Scientific classification
- Kingdom: Plantae
- Clade: Embryophytes
- Clade: Tracheophytes
- Clade: Angiosperms
- Clade: Eudicots
- Clade: Rosids
- Order: Rosales
- Family: Rosaceae
- Genus: Geum
- Species: G. peckii
- Binomial name: Geum peckii Pursh

= Geum peckii =

- Genus: Geum
- Species: peckii
- Authority: Pursh
- Conservation status: G2

Species of flowering plant

Geum peckii, commonly known as mountain avens, Eastern mountain avens, Peck's avens, or Benoîte de Peck in French, is a species of herbaceous, perennial flowering plant in the rose family. It is native to eastern North America, where it is known from only two locations, the White Mountains of New Hampshire and three sites in Nova Scotia.

It is named after the American naturalist William Dandridge Peck, who first collected the plant on Mount Washington in 1804.

== Description ==
G. peckii is an herbaceous perennial growing 7-40 cm. The stems are covered with fine, downy hairs.

It has compound leaves made up of several rounded leaflets. Yellow flowers 1 to 3 centimeters wide are produced in June through September. The plant reproduces vegetatively via rhizome and sexually via seed. Each flower produces about 50 seeds. In New Hampshire the flowers are likely pollinated by flies.

== Distribution and habitat ==
G. peckii has an extremely limited range and is known from 28 occurrences, 19 of which are found in the White Mountains of New Hampshire, with the remaining 9 found on Brier Island and Digby Neck in Nova Scotia. The total population is estimated to be in the tens of thousands, with less than 3,000 individuals in Novia Scotia.

In the White Mountains, it grows in alpine streamside ravines and snowfields, being associated with rocky heath-meadow communities at 1,200-1,830 m. It may also be found at subalpine elevations of 425-760 m along high-gradient streams. In Nova Scotia, it is found near sea-level in bogs and other coastal wetlands.

Climate change may reduce available habitat for this plant by making it easier for trees and shrubs to grow and encroach on the open habitat required by the plant. This is already occurring on Brier Island, Nova Scotia. Other threats include ecotourism and overcollection. Ditch construction on Brier Island has lowered the water table, making it easier for gulls to nest in the area. The gulls bring in the seeds of weedy plants.

== Conservation status and threats ==
G. peckii is designated as an imperiled (G2) species globally by NatureServe. In New Hampshire it is imperiled (S2) and in Nova Scotia it is critically imperiled (S1).
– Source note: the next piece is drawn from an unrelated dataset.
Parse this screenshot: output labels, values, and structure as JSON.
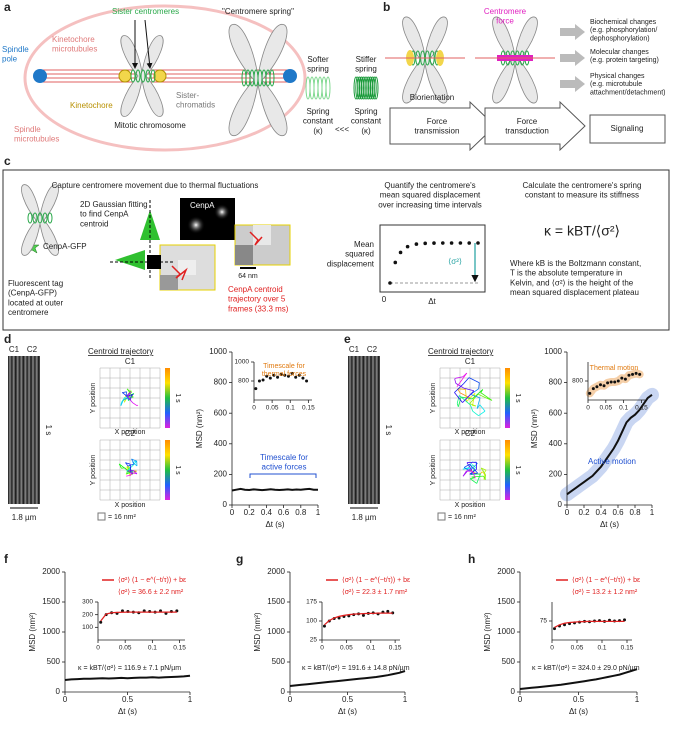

In New Hampshire, it is vulnerable to trampling by hikers and potentially threatened by nutrient inputs from nearby overnight huts. In Nova Scotia, the species has experienced decline due to the effects of drainage ditch construction. In Brier Island, drainage ditches have lowered the water table enough to attract roosting gulls. The droppings of the gulls raise the nutrient levels in the soils and act as a vector for the spread of weedy plants.

==Similar species==
Geum peckii is morphologically indistinguishable from Geum radiatum, but genetic research has supported the maintenance of the two as separate species.